Australia's Greens Party gets more favour than Labour Party-Nielsen polls
Support for the Australian Labour Party has declined in the latest opinion polls survey released by the Nielsen Group.
Although support for Prime Minister Gillard remains strong at 53 percent, confidence in her ruling party fell disappointingly.
The approval rating of Prime Minister Julia Gillard's Labour Party skidded 4 percentage points to 34 percent to the advantage of the Greens Party, which appreciated 2 percentage points to 14 percent, the Nielsen survey indicated.
The survey that appeared on the Sydney Morning Herald also revealed that Tony Abbot;s Liberal National coalition fell 1 percentage point to 43 percent.

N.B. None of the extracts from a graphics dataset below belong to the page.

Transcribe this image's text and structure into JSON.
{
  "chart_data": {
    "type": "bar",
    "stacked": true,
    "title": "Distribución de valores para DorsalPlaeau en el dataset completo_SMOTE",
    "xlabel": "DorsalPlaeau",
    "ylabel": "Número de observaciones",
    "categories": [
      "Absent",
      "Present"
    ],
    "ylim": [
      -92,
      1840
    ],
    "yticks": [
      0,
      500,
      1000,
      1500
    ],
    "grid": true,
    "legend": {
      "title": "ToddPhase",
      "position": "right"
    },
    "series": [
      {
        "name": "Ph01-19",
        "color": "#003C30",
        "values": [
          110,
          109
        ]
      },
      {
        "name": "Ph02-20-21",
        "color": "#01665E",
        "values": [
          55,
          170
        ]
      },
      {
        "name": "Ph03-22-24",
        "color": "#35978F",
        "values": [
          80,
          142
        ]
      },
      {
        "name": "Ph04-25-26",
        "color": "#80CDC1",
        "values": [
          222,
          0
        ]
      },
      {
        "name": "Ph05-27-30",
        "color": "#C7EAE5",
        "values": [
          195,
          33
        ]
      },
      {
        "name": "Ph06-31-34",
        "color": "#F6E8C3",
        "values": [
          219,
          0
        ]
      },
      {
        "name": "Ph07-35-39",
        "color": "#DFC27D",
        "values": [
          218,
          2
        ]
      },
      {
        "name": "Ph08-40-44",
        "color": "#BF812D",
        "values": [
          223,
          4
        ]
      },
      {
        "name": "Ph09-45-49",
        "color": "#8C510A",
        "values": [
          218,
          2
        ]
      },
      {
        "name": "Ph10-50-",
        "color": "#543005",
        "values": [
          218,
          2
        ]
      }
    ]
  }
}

According to the telephone survey of 1,400 voters on Oct. 21-23, the coalition leads Labour at 51-49 on a two-party measure, which means there has been little change for the major parties since the deadlocked election after which Gillard formed minority government.
Gillard leads as preferred prime minister by 53 percent to Abbott's 39 percent, or 3 percentage points higher than on the eve of the election on August 21.
There has been a clamor to review the various commitments done by the Labour Party in terms of its inherent policies on the environment, the superannuation tax, the mining taxes, and on migration.
Critics said key government officials are not moving in the same direction and sending mixed, confusing signals to Australians and the international community.